Como isso pode ser? É que a vibração da música não se prende ao tema, não se prende a nada, ela é a essência na qual se pode alicerçar qualquer coisa, se ela permitir. Não é que Vinicius não tenha escolhido bem (quem escolheria melhor do que ele?), mas o que eu quero dizer é que enquanto a palavra enunciada é um fecho, a música é uma fonte.
A “Valsa sem nome” é um composição com intensa conotação sentimental, mas ela mesma, nos seus enlaces harmônicos, ultrapassa o lirismo convencional da letra de Vinicius. Ali cabe muito mais e também está dito pela melodia muito mais. Isso eu não diria de, por exemplo, “Samba em prelúdio”, para o meu gosto o casamento mais perfeito da dupla de compositores, na qual a letra teria sido composta alta noite, de uma só vez, após o próprio Vinicius ser convencido de que não se tratava a melodia de duas vozes um plágio de Chopin.
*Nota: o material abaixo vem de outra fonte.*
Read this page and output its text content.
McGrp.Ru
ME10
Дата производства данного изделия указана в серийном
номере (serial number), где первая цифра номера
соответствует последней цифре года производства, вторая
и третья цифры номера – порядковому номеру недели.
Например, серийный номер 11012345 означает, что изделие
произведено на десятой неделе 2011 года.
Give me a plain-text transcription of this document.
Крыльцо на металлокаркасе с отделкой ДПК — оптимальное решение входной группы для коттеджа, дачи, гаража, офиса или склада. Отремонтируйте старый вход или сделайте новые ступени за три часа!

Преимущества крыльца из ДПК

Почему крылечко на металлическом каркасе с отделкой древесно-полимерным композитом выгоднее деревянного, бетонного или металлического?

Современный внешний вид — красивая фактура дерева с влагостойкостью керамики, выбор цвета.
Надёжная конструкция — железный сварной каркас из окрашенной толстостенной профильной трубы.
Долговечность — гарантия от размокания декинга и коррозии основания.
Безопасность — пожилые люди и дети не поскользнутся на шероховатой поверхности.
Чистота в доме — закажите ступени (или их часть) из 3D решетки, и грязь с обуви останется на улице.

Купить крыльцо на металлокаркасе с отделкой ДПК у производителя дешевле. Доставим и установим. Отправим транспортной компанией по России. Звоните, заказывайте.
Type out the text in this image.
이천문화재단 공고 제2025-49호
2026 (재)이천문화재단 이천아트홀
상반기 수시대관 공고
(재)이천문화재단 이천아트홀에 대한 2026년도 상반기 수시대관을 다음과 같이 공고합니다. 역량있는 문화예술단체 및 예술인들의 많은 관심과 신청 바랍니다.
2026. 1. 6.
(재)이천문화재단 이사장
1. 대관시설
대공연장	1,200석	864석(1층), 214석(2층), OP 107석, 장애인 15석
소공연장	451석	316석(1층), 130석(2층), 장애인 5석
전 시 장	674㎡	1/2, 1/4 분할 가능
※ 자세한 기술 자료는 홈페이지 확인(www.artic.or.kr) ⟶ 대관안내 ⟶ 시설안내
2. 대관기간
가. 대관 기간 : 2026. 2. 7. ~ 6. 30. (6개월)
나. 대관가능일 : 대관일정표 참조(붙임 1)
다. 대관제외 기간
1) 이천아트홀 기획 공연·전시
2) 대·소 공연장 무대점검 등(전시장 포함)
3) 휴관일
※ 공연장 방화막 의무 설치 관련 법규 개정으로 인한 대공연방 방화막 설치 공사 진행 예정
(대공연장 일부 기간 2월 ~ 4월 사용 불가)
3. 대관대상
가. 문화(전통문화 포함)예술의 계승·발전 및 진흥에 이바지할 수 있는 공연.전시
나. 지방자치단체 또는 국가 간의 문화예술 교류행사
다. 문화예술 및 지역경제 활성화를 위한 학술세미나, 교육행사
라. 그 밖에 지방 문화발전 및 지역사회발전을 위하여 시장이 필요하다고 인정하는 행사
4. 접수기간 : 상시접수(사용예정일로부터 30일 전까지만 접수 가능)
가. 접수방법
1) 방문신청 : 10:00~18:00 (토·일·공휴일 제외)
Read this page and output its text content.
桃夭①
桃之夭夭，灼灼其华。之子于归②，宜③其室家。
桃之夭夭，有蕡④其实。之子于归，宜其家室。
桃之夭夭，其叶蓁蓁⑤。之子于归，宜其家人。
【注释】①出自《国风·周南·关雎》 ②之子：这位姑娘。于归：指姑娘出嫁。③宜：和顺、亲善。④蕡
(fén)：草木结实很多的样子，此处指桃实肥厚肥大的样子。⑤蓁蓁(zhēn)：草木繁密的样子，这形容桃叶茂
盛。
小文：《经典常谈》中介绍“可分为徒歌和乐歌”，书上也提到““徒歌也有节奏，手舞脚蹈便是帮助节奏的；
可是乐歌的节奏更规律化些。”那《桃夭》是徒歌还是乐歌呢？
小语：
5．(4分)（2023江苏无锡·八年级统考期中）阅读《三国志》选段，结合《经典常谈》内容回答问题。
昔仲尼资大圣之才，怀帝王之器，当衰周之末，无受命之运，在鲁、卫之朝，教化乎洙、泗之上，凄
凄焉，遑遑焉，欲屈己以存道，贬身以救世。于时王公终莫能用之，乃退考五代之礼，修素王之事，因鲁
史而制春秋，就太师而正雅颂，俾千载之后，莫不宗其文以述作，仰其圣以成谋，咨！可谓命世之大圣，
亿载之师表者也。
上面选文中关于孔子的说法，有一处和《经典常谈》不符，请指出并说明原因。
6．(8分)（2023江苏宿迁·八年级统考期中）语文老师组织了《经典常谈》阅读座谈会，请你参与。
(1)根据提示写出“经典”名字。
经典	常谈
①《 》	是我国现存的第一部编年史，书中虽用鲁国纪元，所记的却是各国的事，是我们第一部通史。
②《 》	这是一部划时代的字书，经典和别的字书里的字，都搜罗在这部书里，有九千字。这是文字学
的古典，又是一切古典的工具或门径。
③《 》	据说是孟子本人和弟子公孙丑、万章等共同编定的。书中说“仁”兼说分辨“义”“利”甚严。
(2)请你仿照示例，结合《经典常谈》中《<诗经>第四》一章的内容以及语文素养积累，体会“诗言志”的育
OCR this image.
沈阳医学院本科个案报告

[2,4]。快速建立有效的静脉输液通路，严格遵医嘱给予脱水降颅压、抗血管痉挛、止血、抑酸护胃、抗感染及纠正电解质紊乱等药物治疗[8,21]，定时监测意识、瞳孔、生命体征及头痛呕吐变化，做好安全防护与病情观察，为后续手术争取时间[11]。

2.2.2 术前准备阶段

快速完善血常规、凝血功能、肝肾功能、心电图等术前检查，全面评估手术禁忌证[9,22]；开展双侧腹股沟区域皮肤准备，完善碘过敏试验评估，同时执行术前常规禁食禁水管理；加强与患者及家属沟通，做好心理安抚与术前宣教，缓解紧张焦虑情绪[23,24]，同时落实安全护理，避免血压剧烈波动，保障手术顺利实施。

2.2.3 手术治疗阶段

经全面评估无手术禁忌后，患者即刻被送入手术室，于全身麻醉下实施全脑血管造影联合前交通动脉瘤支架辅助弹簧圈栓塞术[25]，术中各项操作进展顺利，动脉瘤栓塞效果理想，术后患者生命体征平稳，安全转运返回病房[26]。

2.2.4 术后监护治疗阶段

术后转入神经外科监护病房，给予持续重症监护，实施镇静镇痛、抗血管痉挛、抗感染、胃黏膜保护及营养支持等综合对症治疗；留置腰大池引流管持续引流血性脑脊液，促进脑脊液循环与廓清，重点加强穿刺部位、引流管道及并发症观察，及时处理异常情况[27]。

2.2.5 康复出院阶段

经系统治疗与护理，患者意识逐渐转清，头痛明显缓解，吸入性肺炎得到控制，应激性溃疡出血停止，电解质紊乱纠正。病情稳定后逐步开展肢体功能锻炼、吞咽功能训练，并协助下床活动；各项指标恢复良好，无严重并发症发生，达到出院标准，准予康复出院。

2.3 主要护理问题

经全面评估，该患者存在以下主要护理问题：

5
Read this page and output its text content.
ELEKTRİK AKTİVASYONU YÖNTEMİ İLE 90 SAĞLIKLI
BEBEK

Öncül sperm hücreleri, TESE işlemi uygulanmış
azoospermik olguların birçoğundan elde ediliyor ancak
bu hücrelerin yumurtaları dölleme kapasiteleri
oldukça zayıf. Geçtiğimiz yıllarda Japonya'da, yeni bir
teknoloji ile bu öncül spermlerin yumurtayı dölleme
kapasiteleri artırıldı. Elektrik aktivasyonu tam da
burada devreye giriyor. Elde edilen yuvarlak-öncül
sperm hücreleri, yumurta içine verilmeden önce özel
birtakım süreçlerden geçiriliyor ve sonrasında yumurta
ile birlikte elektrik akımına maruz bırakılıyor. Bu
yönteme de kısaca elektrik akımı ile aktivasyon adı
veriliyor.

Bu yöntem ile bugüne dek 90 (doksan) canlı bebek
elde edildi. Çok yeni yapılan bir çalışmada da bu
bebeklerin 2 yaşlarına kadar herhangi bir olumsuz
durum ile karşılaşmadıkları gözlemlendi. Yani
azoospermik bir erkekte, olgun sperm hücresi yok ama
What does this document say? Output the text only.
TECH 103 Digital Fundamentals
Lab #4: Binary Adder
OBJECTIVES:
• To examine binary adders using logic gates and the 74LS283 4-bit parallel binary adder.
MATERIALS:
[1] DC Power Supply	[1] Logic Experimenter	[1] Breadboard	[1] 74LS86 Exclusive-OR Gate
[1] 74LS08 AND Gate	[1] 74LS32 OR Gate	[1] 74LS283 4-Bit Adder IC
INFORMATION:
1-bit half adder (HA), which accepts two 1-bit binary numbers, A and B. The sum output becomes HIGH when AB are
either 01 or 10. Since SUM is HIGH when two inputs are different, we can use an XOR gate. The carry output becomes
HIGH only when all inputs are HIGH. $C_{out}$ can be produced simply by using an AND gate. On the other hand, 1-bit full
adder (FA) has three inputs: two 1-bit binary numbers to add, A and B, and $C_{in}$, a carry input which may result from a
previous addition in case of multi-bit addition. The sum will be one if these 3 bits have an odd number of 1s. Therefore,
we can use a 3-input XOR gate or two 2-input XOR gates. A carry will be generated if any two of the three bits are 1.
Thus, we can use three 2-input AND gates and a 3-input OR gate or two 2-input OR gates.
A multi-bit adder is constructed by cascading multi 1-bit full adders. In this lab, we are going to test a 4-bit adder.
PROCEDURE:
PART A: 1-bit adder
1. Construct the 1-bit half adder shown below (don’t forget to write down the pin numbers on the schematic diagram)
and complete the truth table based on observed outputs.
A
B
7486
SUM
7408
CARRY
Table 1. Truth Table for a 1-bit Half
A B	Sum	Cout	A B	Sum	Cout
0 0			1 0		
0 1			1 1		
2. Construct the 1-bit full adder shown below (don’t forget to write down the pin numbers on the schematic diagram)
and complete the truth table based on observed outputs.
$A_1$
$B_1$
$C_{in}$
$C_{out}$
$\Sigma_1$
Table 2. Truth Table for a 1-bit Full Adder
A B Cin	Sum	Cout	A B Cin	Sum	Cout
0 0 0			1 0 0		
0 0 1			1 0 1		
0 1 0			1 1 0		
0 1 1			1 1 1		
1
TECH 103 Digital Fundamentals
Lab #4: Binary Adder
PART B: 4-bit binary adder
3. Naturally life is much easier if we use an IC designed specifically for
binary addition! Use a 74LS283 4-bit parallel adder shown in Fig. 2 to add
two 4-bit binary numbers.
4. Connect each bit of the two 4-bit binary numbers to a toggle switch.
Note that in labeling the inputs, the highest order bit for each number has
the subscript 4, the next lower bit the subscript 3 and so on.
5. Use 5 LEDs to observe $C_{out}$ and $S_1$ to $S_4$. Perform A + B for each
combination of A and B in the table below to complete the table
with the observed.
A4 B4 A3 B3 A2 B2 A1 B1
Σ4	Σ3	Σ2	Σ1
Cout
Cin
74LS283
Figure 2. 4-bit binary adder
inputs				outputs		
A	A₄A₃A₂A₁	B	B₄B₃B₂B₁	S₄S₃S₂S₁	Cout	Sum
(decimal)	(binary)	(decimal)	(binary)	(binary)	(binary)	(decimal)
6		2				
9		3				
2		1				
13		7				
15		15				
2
A “Valsa sem nome”, por outro lado, ela é um pelo menos um conto. Um conto sem palavras, inteiramente sonoro. Quando a melodia introduz o tema, para mim o que ela está fazendo é assentar um cenário completo. Nessa introdução, menciona seus elementos e fugas apenas insinuando o desfecho, sem revelá-lo. Só depois disso Baden desenvolve o arco imprevisto, aumentando progressivamente a carga dramática quando ele “estoura” as cordas do violão quase junto ao cavalete, como é sua característica. Depois, ele a repete do começo ao fim suavizando-a ao contrário. E o tema – amoroso, sentimental – conclui-se no drama suavizado do arpejo final.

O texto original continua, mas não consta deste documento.